Organizations can train users to watch the URLs of sites they're asked to visit. Simple rules go a long way here. For example, security awareness efforts might tell employees "Only click on links that end in ourcompany.com." Users should then verify that the URL in their browser address bar matches the URL of the site and that there aren't tricky typos that leave out or substitute letters, such as "ourconpany.com."

The techniques that users learn in the workplace can also protect them at home. Identity thieves are likely to target personal e-mail accounts when they search for victims, recognizing that individual users often lack the technology controls that larger organizations put in place to protect themselves against spoofing attacks.

Content Filtering Helps

While user education can be very effective, it should be the last line of defense against e-mail-borne attacks. Organizations should also put a variety of content filtering mechanisms in place that prevent illegitimate messages from reaching user inboxes and block users from accidentally clicking on malicious links.
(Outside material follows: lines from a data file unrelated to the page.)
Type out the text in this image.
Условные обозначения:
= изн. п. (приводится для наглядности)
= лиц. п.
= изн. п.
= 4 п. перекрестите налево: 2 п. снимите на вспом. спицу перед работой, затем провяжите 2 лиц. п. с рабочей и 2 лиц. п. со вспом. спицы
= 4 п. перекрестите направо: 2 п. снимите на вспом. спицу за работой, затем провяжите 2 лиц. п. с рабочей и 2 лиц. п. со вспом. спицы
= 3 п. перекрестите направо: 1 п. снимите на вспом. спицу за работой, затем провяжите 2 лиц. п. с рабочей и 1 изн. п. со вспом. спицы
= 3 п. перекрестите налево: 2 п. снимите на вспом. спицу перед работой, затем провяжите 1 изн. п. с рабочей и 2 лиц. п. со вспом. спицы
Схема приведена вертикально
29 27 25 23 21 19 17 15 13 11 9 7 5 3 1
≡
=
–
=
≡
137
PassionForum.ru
Spam filtering technology is now extremely mature and works in a manner that is transparent to most end users. Anti-spam technology detects suspicious messages based upon content, origin and other characteristics and then automatically diverts those messages to a quarantine or strips them of malicious content.

Organizations that operate their own e-mail servers should ensure that they're running modern, updated anti-spam software. Organizations that outsource e-mail to providers including Google and Microsoft benefit from the built-in protections provided by those systems.

Preventing the delivery of spoofed e-mail is only half of the content filtering equation. E-mail attackers are constantly seeking new ways to evade filters and every enterprise should assume that some unwanted messages will land in user mailboxes.

Organizations may choose to deploy secure web gateways that filter user web requests, blocking user attempts to visit sites known to participate in malicious attacks. That's just one more control that keeps users safe from unwanted and unsafe e-mail messages.

Protect Your E-mail Domain

In addition to protecting internal staff from falling victim to e-mail spoofing, organizations should also take steps to prevent others from sending spoofed e-mail to customers and business partners using the organization's domain. The Sender Policy Framework (SPF) and DomainKeys Identified Mail (DKIM) provide the ability to lock down e-mail domains, restricting their use to authorized senders.

The Sender Policy Framework allows domain administrators to designate the authorized sources for e-mail sent from that domain. Administrators simply add DNS records listing the authorized servers and then third party mail servers that support SPF will verify that all inbound messages from the domain come from an authorized sender.

DomainKeys Identified Mail goes a step further and verifies that the content of e-mail messages is authentic and was not tampered with during transit. Domain administrators create a public/private encryption keypair and store the public key in a DNS record. They then configure their mail servers to digitally sign each outbound message using the private key. Recipients may then verify the integrity of the message by using the sender's DKIM public key to validate the digital signature.

Don't get snared

E-mail spoofing is a real threat to enterprise cybersecurity, as illustrated by the successful attack against the Milwaukee Bucks. IT organizations seeking to address this risk should adopt a robust defensive strategy that combines awareness efforts with content filtering and e-mail domain protection.